INTRODUCTION: In agricultural production, the utilization of heterosis has brought significant benefits to society and economic development by markedly increasing crop yield, stress resistance, and quality. Foxtail millet (Setaria italica var. germanica), as an important coarse grain crop in the arid and semi-arid regions of northern China, holds a significant position in dryland ecological agriculture. However, the slow increase in the yield per unit area of foxtail millet has limited the further realization of its production potential. Utilizing heterosis has thus become one of the effective ways to enhance the yield of foxtail millet. Nevertheless, research on the physiological and molecular mechanisms of its heterosis is still relatively weak, and the formation mechanism remains unclear. Therefore, a deep understanding of the physiological mechanisms of heterosis in foxtail millet is of great importance for improving the yield of hybrid varieties.

RATIONALE: The Changzagu series of foxtail millet hybrids (Changzagu 466, Changzagu 2922, and Changzagu 333) exhibit significant over-parent heterosis in yield. To elucidate the formation mechanism of yield heterosis in foxtail millet, we systematically analyzed the yield advantages of these hybrids and their influencing factors by measuring yield-related traits and key physiological indicators of the hybrids and their parental lines.

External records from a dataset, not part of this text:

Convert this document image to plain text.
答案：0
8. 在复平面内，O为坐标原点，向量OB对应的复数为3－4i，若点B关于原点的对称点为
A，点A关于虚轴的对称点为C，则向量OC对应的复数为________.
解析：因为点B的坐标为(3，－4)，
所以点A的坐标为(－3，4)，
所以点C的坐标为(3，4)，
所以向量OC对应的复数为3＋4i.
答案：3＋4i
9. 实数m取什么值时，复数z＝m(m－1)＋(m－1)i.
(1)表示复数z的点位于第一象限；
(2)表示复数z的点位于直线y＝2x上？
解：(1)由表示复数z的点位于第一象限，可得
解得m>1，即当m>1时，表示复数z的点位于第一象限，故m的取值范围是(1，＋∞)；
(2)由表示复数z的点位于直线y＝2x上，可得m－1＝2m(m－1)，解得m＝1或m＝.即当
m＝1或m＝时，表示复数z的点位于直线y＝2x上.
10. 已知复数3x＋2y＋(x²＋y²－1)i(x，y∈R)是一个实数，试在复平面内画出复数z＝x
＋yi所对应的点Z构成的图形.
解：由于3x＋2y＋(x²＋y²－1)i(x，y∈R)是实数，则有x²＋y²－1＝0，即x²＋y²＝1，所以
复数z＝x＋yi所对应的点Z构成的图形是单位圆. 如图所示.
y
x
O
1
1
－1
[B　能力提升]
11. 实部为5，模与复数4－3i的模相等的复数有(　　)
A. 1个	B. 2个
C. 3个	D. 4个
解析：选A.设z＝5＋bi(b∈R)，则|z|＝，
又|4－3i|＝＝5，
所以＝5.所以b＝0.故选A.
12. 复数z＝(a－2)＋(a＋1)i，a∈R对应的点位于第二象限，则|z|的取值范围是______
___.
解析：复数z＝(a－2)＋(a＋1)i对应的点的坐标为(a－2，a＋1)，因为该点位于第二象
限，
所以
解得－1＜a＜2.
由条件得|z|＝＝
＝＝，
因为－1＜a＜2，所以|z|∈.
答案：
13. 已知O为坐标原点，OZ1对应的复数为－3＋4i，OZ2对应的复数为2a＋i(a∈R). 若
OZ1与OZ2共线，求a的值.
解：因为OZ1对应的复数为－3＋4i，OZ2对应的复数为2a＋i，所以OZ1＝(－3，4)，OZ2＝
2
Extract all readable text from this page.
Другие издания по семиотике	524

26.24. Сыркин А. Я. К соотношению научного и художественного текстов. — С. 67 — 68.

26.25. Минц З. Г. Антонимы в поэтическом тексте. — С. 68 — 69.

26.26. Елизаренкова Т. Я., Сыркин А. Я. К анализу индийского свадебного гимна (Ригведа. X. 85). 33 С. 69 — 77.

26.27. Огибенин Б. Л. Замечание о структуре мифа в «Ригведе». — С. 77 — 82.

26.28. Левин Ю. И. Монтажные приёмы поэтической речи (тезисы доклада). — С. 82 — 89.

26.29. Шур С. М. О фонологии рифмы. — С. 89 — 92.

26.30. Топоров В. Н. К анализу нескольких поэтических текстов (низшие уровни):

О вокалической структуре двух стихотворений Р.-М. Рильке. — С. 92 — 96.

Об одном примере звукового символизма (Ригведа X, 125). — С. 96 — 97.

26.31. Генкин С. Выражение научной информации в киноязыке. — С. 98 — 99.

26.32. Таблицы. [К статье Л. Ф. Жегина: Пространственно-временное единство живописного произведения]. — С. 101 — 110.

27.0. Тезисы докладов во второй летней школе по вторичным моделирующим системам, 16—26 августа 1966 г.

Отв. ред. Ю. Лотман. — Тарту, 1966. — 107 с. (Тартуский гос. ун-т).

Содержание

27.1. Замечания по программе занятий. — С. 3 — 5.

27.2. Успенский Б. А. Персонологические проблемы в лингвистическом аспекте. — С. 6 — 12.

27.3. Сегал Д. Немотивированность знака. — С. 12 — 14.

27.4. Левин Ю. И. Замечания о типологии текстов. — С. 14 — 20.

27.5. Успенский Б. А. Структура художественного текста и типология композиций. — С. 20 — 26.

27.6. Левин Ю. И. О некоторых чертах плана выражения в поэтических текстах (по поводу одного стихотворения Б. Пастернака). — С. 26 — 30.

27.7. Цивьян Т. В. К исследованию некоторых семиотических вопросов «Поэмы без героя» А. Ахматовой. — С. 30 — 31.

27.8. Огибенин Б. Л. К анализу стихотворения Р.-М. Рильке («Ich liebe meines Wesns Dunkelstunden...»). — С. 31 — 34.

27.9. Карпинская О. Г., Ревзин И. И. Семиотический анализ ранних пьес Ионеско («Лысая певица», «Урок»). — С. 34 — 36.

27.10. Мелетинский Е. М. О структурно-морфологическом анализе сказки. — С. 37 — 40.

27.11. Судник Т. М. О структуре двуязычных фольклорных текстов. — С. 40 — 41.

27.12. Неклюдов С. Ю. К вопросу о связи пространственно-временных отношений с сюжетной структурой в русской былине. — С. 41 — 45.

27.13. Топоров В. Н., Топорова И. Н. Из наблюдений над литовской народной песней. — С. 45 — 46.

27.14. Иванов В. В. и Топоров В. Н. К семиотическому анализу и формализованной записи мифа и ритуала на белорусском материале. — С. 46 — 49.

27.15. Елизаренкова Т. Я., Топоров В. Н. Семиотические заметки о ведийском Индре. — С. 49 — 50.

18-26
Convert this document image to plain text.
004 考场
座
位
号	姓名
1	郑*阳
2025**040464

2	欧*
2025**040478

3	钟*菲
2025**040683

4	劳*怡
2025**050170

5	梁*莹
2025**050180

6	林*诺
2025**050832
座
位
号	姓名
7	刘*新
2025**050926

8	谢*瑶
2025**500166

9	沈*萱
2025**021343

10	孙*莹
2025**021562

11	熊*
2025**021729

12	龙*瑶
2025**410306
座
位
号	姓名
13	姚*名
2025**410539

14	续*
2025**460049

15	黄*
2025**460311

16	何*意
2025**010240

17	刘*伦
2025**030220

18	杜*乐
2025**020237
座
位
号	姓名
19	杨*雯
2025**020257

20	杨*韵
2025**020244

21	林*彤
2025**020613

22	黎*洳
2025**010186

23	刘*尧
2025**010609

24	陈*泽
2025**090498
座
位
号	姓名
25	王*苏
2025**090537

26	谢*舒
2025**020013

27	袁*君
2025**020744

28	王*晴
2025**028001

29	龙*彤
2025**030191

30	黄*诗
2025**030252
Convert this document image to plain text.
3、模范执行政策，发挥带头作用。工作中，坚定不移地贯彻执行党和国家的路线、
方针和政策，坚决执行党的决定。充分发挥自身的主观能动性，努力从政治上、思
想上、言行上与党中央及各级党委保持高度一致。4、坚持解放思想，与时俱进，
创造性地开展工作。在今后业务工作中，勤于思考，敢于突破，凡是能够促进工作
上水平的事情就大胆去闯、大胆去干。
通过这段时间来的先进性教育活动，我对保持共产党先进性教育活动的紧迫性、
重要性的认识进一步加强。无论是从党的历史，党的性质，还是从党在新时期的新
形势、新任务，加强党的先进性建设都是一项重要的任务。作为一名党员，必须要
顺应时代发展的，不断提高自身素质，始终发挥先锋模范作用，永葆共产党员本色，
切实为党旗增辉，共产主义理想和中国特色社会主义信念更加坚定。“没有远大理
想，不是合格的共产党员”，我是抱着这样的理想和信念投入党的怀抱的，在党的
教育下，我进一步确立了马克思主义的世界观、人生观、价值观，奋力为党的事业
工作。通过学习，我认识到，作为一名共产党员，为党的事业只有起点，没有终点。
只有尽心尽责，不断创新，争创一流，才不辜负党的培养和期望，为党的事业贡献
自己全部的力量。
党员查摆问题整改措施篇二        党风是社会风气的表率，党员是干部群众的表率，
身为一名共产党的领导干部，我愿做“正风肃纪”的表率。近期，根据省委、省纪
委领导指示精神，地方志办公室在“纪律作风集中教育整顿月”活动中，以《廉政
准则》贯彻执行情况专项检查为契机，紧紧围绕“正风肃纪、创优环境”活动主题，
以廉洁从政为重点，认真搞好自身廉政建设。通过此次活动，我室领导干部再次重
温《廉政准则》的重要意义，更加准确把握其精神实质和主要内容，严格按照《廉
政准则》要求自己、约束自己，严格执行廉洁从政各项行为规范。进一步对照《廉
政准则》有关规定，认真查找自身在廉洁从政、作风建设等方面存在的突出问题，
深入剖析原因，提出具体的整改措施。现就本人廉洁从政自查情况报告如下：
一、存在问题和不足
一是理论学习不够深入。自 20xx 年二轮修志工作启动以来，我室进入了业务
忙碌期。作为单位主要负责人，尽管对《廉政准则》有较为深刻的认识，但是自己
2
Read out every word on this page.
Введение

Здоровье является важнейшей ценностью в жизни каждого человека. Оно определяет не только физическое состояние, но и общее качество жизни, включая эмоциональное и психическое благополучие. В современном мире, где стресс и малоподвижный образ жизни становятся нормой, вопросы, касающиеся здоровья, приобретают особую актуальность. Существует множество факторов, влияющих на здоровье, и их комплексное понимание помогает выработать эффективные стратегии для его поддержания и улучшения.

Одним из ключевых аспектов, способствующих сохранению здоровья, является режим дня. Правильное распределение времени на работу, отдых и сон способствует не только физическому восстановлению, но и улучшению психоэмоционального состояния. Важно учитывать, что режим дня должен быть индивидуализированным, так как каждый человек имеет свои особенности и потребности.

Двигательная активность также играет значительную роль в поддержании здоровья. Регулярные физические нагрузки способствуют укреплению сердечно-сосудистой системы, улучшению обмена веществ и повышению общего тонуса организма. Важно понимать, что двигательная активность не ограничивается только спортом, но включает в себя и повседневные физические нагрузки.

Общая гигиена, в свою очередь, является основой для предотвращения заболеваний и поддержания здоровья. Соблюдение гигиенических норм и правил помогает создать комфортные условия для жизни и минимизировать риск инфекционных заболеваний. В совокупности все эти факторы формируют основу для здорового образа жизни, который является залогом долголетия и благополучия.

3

RESULTS: Throughout the entire growth period, the chlorophyll content of the three hybrid varieties was higher than that of their parents. Among them, Changzagu 466 exhibited the highest chlorophyll content at the jointing stage, reaching 13.86 mg∙g⁻¹ FW. During the seedling and jointing stages, the root activity of the three hybrids was significantly higher than that of their parents. Specifically, Changzagu 466 showed the highest root activity at the seedling stage, measuring 1.76 mg∙g⁻¹∙h⁻¹, which was 7.8 times and 5.5 times higher than its female and male parents, respectively. Changzagu 2922 had root activity values at the seedling stage that were 0.38 and 0.66 mg∙g⁻¹∙h⁻¹ higher than its female and male parents, respectively. Meanwhile, Changzagu 333 displayed more pronounced advantages at the jointing stage, with root activity values 0.31 and 0.62 mg∙g⁻¹∙h⁻¹ higher than its female and male parents, respectively. In terms of yield-related traits, compared to their parents, the hybrids showed significant improvements in both grain filling rate and spikelet number. Changzagu 466 reached its maximum grain filling rate of 1.58 g∙d⁻¹ per panicle at 19 days after flowering. Both Changzagu 466 and Changzagu 333 had significantly higher spikelet numbers than their parents, while Changzagu 2922 also showed a significant increase in spikelet numbers. In addition, the hybrid varieties also demonstrate certain advantages in root nitrogen accumulation and nitrogen translocation efficiency. Among them, Changzagu 2922 exhibits the strongest root nitrogen accumulation advantage and the highest nitrogen translocation efficiency (nearly 56%), which is significantly higher than that of its male parent line M22.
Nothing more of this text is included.